Version 4.6.0 breaks istanbul (code coverage) html reporter

[SimenB]

See e.g. jestjs/jest#9388. Installing handlebars@4.5.3 into the reproduction provided there fixes the report.

Note that the latest version of istanbul-reports no longer uses handlebars, but e.g. the version currently shipped with Jest does use it. Source code here: https://github.com/istanbuljs/istanbuljs/tree/istanbul-reports%402.2.5/packages/istanbul-reports/lib/html

[ymoreiratiti]

Same here. Install 4.5.3 and work fine!

[matthaywardwebdesign]

@SimenB This will be due to the removal of the ability to use prototype methods.I imagine that is what Istanbul uses (or used to use).

See the release notes:
"Access to prototype properties is forbidden completely by default, specific properties or methods can be allow via runtime-options. See #1633 for details."

[nknapp]

See #1633 and #1635 for details and explanations

[SimenB]

@coreyfarrell @bcoe thoughts on releasing a patch version of istanbul-reports@2 that removes Istanbul (cherry picking the change that went into v3)? Or update the templates to work with handlebars@4.6?

[nknapp]

I'll try to release #1635 today

[nknapp]

@SimenB is #1635 a feasible solution for you?

[coreyfarrell]

Since a patch will be needed for istanbul-reports@2.x to work again my plan is to back-port the handlebars removal patch and do a special release of that.
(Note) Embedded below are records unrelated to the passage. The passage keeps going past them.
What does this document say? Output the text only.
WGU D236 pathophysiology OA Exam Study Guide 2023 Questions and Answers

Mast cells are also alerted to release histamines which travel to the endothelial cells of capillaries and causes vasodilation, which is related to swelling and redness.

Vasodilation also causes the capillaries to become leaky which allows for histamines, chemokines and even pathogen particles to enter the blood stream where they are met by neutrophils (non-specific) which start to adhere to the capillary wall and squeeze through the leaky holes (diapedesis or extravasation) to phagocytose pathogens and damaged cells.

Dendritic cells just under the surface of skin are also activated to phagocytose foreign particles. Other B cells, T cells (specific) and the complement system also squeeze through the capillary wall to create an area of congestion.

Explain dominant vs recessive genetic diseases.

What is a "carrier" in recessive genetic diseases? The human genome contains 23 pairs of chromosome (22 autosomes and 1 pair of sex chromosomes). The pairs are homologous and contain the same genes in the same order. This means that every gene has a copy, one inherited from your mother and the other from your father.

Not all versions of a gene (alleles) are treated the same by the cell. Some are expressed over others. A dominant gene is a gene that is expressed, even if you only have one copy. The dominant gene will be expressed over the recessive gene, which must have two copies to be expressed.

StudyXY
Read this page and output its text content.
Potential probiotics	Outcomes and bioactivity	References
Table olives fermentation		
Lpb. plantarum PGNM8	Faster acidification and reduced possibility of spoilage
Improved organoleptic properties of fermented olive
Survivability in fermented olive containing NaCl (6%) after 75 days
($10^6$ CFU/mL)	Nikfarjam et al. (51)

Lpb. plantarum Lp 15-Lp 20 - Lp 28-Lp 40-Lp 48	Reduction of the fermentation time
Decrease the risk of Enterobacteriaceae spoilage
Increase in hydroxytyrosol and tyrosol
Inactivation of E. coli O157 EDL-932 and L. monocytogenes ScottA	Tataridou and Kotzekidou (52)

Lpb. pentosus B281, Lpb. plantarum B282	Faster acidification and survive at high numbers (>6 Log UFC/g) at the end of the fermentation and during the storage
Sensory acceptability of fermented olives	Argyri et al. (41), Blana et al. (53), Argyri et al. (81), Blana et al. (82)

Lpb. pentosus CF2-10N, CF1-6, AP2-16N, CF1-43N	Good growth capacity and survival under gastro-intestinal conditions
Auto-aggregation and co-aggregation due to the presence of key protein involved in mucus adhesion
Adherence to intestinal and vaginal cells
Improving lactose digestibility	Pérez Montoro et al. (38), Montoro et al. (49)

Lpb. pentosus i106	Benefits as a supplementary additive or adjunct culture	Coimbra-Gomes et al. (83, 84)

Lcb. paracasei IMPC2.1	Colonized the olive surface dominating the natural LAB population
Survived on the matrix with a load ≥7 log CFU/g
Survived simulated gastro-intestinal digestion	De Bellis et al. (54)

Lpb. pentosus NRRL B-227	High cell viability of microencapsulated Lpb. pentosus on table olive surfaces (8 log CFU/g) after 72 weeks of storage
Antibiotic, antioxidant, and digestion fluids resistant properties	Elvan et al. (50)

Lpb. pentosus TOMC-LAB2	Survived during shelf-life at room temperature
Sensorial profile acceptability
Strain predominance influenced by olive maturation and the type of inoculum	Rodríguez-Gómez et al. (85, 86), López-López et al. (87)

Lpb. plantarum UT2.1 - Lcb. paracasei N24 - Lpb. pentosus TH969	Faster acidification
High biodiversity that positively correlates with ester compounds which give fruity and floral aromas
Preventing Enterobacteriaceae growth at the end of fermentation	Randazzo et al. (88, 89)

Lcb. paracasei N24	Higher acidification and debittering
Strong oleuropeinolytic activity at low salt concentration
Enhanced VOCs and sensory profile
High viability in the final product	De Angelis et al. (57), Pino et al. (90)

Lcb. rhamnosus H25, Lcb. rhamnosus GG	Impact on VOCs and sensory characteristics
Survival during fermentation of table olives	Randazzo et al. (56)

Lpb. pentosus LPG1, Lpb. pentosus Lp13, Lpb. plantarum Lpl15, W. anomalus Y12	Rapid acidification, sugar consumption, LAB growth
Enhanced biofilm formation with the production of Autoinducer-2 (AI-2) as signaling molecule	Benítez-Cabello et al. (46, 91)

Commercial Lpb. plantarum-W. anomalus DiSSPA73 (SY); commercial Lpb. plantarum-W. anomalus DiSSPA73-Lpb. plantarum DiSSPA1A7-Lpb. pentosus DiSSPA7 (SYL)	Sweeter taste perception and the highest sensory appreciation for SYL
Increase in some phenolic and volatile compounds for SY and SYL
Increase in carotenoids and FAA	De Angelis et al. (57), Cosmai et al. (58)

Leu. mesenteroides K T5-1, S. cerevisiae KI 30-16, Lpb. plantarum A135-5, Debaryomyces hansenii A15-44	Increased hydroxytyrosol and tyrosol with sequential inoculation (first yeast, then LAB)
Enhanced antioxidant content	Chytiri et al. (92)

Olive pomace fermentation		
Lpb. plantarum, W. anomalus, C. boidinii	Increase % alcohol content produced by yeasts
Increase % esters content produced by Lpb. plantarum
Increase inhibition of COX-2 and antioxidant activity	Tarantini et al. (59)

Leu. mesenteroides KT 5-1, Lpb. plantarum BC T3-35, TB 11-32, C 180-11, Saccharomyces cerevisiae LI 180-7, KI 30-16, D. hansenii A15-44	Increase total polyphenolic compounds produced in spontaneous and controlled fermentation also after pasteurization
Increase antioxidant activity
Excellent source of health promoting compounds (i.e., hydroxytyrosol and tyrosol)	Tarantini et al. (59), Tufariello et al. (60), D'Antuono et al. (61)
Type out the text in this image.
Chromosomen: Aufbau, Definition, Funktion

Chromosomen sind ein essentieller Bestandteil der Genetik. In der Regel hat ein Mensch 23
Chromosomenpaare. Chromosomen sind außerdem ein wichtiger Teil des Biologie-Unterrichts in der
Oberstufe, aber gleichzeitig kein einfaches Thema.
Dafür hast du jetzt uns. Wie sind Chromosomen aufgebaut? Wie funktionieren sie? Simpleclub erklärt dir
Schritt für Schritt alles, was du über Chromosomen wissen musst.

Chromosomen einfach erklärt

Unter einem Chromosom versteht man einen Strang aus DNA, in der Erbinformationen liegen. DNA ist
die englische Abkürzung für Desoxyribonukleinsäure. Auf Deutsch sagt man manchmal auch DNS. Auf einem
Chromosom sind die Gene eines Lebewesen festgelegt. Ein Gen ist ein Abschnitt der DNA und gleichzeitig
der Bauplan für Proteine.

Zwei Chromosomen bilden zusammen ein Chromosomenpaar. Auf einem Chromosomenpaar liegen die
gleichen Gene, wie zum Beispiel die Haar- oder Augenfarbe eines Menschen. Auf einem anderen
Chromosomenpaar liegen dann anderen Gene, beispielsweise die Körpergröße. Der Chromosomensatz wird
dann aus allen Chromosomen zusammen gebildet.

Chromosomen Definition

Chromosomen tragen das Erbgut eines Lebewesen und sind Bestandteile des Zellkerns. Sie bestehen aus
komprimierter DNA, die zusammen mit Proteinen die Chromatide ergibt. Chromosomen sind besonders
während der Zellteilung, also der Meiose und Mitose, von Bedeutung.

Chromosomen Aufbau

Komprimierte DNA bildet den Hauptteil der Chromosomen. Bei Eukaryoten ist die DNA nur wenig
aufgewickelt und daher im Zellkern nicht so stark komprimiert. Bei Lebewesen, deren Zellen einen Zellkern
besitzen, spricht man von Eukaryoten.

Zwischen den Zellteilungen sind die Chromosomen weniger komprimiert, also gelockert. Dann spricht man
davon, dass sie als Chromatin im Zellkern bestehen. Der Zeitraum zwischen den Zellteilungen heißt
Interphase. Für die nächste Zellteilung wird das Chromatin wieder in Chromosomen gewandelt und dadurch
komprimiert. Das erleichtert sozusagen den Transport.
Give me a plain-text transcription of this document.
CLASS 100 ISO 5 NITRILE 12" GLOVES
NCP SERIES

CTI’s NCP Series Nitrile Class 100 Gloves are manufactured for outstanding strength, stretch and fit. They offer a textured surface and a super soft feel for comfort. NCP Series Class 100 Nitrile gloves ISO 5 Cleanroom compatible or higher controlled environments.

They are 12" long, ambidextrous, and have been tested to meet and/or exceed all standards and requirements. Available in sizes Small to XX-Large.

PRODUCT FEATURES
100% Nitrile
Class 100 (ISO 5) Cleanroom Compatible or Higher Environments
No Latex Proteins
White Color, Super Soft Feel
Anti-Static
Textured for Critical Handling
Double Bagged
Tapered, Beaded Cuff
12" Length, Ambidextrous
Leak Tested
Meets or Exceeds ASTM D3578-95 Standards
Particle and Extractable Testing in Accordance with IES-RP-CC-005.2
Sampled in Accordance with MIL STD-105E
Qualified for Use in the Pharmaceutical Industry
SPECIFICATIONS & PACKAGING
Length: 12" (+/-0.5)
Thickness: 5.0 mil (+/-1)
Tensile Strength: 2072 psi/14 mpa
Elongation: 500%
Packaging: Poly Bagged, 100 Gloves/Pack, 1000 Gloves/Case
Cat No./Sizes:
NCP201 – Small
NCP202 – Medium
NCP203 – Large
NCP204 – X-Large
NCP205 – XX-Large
I would lean towards saying that #1635 should not be rushed on our behalf since I'm unlikely to make a release to use the added options (#1635 alone will not fix istanbul-reports@2.2.5).

[nknapp]

It is not only because of Istanbul. Typedoc and others need it too.

But its good to know you have another plan.

I'm sorry for the hassle this caused. The security issues are certainly not that relevant for your project. But they are for others. It wasn't an easy decision to break the behaviour in a minor bump, but I still think it is better to break builds than to have insecure servers with known exploits

[nknapp]

Can we close this issue again?

[nknapp]

@SimenB it would be interesting to know how you are replacing handlebars. Custom implementation, different framework? Just interested

[SimenB]

I don't maintain istanbul, but you can see this commit which replaces it with string templates and an escaper: istanbuljs/istanbuljs@23a56ed. The templates are relatively simple without using advanced handlebars features, so it seems straightforward

Can we close this issue again?

I'm fine with closing although this won't be fixed until Istanbul has a release (hopefully soonish 🙂)

[SimenB]

New version of istanbul-reports published, so this is solved from my perspective.